Ярославский сторожил С. В. Дмитриев, служивший в 1890-е годы у богатых купцов Огняновых, описывал как хозяин, закупив на Нижегородской ярмарке большие партии чая двух видов — шанхайского (шел морем из Шанхая) и кяхтинского (шел из Китая посуху через Кяхту), начинал их дегустацию: «... Константин Михайлович заказал с вечера приготовить кофейник кипятку, самого крутого, спиртовку под него, чтобы кипяток ни на минуту не остывал, десять фарфоровых кружек с ручками и крышками, и десять стаканов пустых с чайными ложками... Положил по свертку (чая) против каждой кружки. На донышках кружек сделал чернилами надписи названия чаев: „поодзюкон“, „ваньсунчо“, „тяньсунчо“ и т. д. Против каждой кружки он поставил стакан... Тщательно выполоскав рот, вычистив зубы и в халате, натощак (ни есть, ни пить, а тем более курить было нельзя) принялся за пробы. Из каждого свертка, лежащего против кружки, он клал маленькую серебряную ложку сухого чая в кружку и заваривал его тут же из кипящего на спиртовке кофейника. Кружку закрывал тотчас крышкой. Заварив все кружки, он начинал по очереди наливать по небольшому количеству заваренного чая в стаканы», после чего начиналась проба, во время которой дегустатор делал записи и при этом «очень страдал и беспрестанно плевал». После дегустации хозяин тщательно и долго полоскал рот и выпивал для профилактики стакан густых сливок. На другой день четверо служащих хозяина начинали разбивать ящики с чаем и по данным хозяином пропорциям смешивали содержимое ящиков в огромном барабане. «В барабан чай всыпали разных марок, например: 1 ящик подзюкона, 2 ящика ваньсунчо, 2 ящика тяньсунчо и т. д. Одна сортировка закладывалась по 1 руб. 20 коп. за фунт, другая на 1 руб. 80 коп. и т. д. Высыпав чай, барабан начинали вертеть все четверо... Поднималась страшная пыль, просачивающаяся сквозь небольшие проделанные в барабане дырочки. Сортировка шла дня два-три, после чего весь сортированный чай увозили в лавку, где на втором этаже его развешивали в фунты и полуфунты, четверти фунта и восьмушки».
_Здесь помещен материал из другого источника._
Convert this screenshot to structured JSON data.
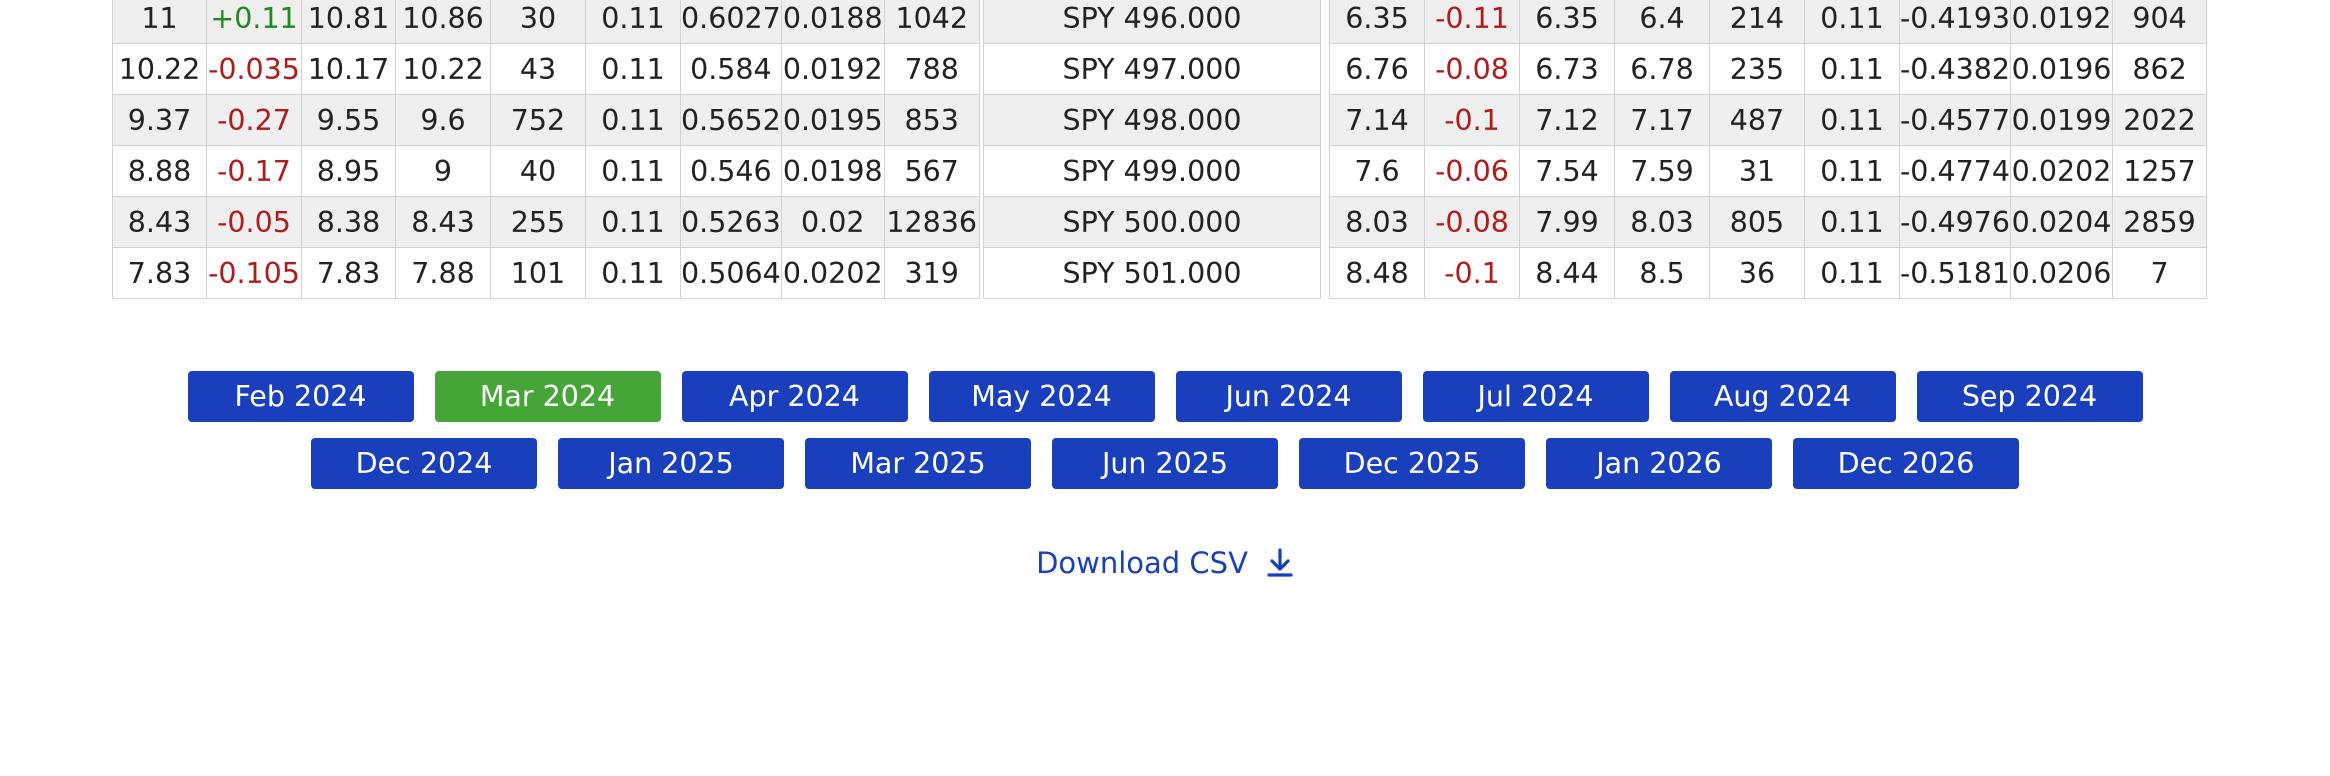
{
  "calls_table": {
    "rows": [
      [
        "11",
        "+0.11",
        "10.81",
        "10.86",
        "30",
        "0.11",
        "0.6027",
        "0.0188",
        "1042"
      ],
      [
        "10.22",
        "-0.035",
        "10.17",
        "10.22",
        "43",
        "0.11",
        "0.584",
        "0.0192",
        "788"
      ],
      [
        "9.37",
        "-0.27",
        "9.55",
        "9.6",
        "752",
        "0.11",
        "0.5652",
        "0.0195",
        "853"
      ],
      [
        "8.88",
        "-0.17",
        "8.95",
        "9",
        "40",
        "0.11",
        "0.546",
        "0.0198",
        "567"
      ],
      [
        "8.43",
        "-0.05",
        "8.38",
        "8.43",
        "255",
        "0.11",
        "0.5263",
        "0.02",
        "12836"
      ],
      [
        "7.83",
        "-0.105",
        "7.83",
        "7.88",
        "101",
        "0.11",
        "0.5064",
        "0.0202",
        "319"
      ]
    ]
  },
  "strikes": [
    "SPY 496.000",
    "SPY 497.000",
    "SPY 498.000",
    "SPY 499.000",
    "SPY 500.000",
    "SPY 501.000"
  ],
  "puts_table": {
    "rows": [
      [
        "6.35",
        "-0.11",
        "6.35",
        "6.4",
        "214",
        "0.11",
        "-0.4193",
        "0.0192",
        "904"
      ],
      [
        "6.76",
        "-0.08",
        "6.73",
        "6.78",
        "235",
        "0.11",
        "-0.4382",
        "0.0196",
        "862"
      ],
      [
        "7.14",
        "-0.1",
        "7.12",
        "7.17",
        "487",
        "0.11",
        "-0.4577",
        "0.0199",
        "2022"
      ],
      [
        "7.6",
        "-0.06",
        "7.54",
        "7.59",
        "31",
        "0.11",
        "-0.4774",
        "0.0202",
        "1257"
      ],
      [
        "8.03",
        "-0.08",
        "7.99",
        "8.03",
        "805",
        "0.11",
        "-0.4976",
        "0.0204",
        "2859"
      ],
      [
        "8.48",
        "-0.1",
        "8.44",
        "8.5",
        "36",
        "0.11",
        "-0.5181",
        "0.0206",
        "7"
      ]
    ]
  },
  "months_row1": [
    "Feb 2024",
    "Mar 2024",
    "Apr 2024",
    "May 2024",
    "Jun 2024",
    "Jul 2024",
    "Aug 2024",
    "Sep 2024"
  ],
  "months_row2": [
    "Dec 2024",
    "Jan 2025",
    "Mar 2025",
    "Jun 2025",
    "Dec 2025",
    "Jan 2026",
    "Dec 2026"
  ],
  "active_month": "Mar 2024",
  "colors": {
    "button": "#1a3fbd",
    "active_button": "#46a537",
    "negative": "#b01b1b",
    "positive": "#1f8a1f",
    "link": "#1a3fbd"
  },
  "download": {
    "label": "Download CSV",
    "icon": "download-icon"
  }
}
Благодаря русской кухне во Франции распространилась культура «zakuski» — «еды до еды», которая вместе с винами и водками стояла в «буфете» — специальной комнате, где толпились перед обедом званные гости. Выпить перед обедом в буфете «для апекиту» стопочку водки, закусить ее «салфетошной» рыбой (плотно закрученная в салфетку соленая красная рыба, которая резалась как сыр) или икоркой, копченой семгой и лососиной, сигом — обряд для русского застолья почти ритуальный. Из традиционной русской кухни в XIX веке сохранилось то, что отвечало новым тенденциям кулинарии или то, что было любимо русским гурманом. Никто не мог отказаться от настоек, наливок, пирогов, блинов, каши. (Справедливости ради отметим, что кашу стала теснить китайская лапша и итальянские макароны). Но в традиционных блюдах появились усовершенствования. Кашу стали заправлять маслом («кашу маслом не испортишь»), а в блины начали класть разные начинки из мяса, грибов. Появились и новые пироги — расстегаи. Начинкой в них были семга, лососина, а через отверстия в верней части пирога в начинку подливали соус, что делало пирог необыкновенно вкусным.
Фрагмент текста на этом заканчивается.